- Born: 1983 (age 42–43) Switzerland
- Education: University of Zurich (BS Mathematics, BS Biology, MS Mathematics) University of California, Berkeley (PhD Statistics) Haas School of Business (Management of Technology)
- Known for: Causal inference for regulatory relationships in genomics
- Scientific career
- Fields: Statistics, machine learning, genomics, causal inference
- Workplaces: Institute of Science and Technology Austria University of Minnesota ETH Zurich Massachusetts Institute of Technology Broad Institute
- Thesis: Geometry of maximum likelihood estimation in Gaussian graphical models (2011)
- Doctoral advisor: Bernd Sturmfels

= Caroline Uhler =

Swiss statistician (born 1983)

Caroline Uhler (born 1983) is a Swiss statistician working in the field of machine learning and applications in genomics. Her research focuses on developing methods for causal inference to infer regulatory relationships from different data modalities (transcriptomic, proteomic, structural, etc.). She is a Full Professor in the Department of Electrical Engineering and Computer Science and the Institute for Data, Systems and Society at the Massachusetts Institute of Technology. In addition, she is a Core Institute Member at the Broad Institute, where she directs the Eric and Wendy Schmidt Center.

==Education and career==
Uhler was born in Switzerland. She studied mathematics and biology at the University of Zurich, earning a bachelor's degree in mathematics in 2004, and a second bachelor's degree in biology and master's degree in mathematics in 2006. She stayed at the university for a credential as a high school mathematics teacher in 2007, but instead of becoming a teacher she traveled to the US for graduate education at the University of California, Berkeley. There, she earned both a Ph.D. in statistics and a degree in management of technology from the Haas School of Business in 2011. Her doctoral dissertation, Geometry of maximum likelihood estimation in Gaussian graphical models, was supervised by Bernd Sturmfels, an algebraic geometer and algebraic statistician.
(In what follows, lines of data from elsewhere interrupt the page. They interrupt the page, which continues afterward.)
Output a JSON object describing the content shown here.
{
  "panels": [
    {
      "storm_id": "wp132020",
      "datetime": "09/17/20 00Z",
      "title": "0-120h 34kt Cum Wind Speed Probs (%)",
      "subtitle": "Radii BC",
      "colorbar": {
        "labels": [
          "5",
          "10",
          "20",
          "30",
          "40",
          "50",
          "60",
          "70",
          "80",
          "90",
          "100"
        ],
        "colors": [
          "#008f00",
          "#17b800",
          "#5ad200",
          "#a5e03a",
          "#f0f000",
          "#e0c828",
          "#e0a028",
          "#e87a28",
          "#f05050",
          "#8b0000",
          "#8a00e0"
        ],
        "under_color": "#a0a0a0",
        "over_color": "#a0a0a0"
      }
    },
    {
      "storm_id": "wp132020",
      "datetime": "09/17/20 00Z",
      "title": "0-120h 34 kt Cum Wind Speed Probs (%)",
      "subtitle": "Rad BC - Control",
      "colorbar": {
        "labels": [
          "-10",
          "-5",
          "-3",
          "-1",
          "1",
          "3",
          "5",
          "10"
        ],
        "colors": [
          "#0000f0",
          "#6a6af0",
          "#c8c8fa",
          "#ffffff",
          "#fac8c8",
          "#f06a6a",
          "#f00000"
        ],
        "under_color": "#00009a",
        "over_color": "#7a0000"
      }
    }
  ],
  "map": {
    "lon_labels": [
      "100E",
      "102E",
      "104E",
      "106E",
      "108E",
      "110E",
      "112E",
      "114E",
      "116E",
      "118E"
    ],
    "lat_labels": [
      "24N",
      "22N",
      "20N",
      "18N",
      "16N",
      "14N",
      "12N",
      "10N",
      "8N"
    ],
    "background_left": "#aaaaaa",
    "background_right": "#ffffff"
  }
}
She became an assistant professor at the Institute of Science and Technology Austria in 2012, after a short postdoc at the Institute for Mathematics and its Applications at the University of Minnesota as well as at ETH Zurich. She moved to the Massachusetts Institute of Technology in 2015 as Henry L. and Grace Doherty Assistant Professor in 2015, and was promoted to associate professor in 2018 and to full professor in 2022. Since 2022, Uhler has also been a Core Institute Member at the Broad Institute, where she directs the Eric and Wendy Schmidt Center.

==Recognition==
Uhler has received multiple prestigious career prizes: In 2014, Uhler became an elected member of the International Statistical Institute. In 2015, she was a winner of the Start-Preis of the Austrian Science Fund, and of the Sofja Kovalevskaja Award of the Alexander von Humboldt Foundation, but declined the funding to move to MIT. In 2017, Uhler received the NSF Career Award and the Sloan Research Fellowship. In 2019, Uhler became a Simons Investigator in Mathematical Modeling of Living Systems, and in 2022, she received the NIH Director's New Innovator Award. She was elected as SIAM Fellow in 2023.